The idea is that those pages are embedded in the docs on this website. Will look something like this:

2 Likes

Looks great, Jjagg…

Is this the set of documentation that we can work with using DocFx?

I have used quite a few source-control systems and currently have a version of Subversion set up on my own server. However, I have never had the opportunity of working with a document system outside of SharePoint, which I did some development for a number of years ago.

Any guide or information you can provide me with will be greatly appreciated…

:relaxed:

Thanks!

Docfx doesn’t handle sharing the docs. I used Git for that.

Docfx generates HTML pages from markdown files and table of content (toc) files that specify the structure. The toc files are similar to the config.xml file used by SharpDoc.
As a preprocessor step, it can extract the public API given .csproj files and source files and turn it into markdown and toc files (that will in turn be used to generate the HTML for the final web pages).
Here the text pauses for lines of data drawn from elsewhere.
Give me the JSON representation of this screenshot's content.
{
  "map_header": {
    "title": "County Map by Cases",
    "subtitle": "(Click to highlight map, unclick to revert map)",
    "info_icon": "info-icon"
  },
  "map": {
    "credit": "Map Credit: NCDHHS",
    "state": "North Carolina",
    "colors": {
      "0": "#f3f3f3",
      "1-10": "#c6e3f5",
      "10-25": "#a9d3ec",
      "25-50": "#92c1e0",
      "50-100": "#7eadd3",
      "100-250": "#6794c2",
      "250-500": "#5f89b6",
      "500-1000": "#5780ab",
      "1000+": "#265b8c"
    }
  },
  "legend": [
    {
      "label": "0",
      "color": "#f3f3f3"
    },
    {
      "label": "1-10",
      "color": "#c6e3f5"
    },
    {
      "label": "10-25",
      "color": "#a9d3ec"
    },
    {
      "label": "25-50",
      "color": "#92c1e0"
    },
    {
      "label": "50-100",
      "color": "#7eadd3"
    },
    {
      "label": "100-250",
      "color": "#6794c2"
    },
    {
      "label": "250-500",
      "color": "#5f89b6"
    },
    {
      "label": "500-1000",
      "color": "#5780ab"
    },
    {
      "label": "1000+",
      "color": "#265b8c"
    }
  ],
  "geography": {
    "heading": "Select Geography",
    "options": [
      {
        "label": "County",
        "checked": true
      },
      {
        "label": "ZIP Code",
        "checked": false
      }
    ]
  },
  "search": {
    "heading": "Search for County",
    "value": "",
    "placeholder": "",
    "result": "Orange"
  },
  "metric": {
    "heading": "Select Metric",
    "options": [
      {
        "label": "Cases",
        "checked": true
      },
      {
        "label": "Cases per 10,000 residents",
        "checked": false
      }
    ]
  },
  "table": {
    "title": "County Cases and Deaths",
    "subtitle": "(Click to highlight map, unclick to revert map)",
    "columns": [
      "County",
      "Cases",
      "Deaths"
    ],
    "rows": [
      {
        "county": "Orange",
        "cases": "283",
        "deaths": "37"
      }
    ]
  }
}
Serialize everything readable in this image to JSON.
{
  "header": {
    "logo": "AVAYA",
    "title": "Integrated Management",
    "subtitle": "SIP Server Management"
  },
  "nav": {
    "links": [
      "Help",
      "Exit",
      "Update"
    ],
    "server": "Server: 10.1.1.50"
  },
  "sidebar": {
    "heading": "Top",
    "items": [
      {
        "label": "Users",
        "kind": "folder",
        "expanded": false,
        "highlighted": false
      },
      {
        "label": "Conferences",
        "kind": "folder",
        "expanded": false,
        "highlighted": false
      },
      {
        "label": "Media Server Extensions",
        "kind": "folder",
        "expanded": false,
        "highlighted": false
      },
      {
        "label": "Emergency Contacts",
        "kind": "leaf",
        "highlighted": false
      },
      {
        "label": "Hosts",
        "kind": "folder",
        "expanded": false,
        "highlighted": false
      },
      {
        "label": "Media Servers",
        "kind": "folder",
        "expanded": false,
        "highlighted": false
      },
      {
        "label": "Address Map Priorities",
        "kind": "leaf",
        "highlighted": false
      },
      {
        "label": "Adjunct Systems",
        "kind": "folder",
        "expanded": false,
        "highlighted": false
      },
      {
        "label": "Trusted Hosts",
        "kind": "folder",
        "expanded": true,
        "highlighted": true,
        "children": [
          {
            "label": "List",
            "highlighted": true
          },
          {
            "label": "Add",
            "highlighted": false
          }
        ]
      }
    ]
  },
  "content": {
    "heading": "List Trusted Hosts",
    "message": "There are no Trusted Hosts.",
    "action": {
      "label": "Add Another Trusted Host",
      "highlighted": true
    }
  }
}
To actually host these pages somewhere, you need to get the files generated by docfx on your server. Here’s how I did it for the MG docs:

  • let docfx generate the HTML pages in the _site folder. This folder is not added to the MG repo (I added _* to the .gitignore file). We don’t have to have it in source control because it is all generated from files that are in version control.
  • The _site folder now contains the HTML, css and JavaScript files that make up the entire website. In the root of that folder there’s an index.html file that is the landing page of the website.
  • To set up GitHub pages, all you need is a repo with the HTML/CSS/JS files and an index.html file in the project root for the landing page.
  • The next step is quite obvious. I Initialized a Git repo in the _site folder and pushed it to a new repo I created on GitHub. Then I enabled GitHub pages. That’s all there is to it.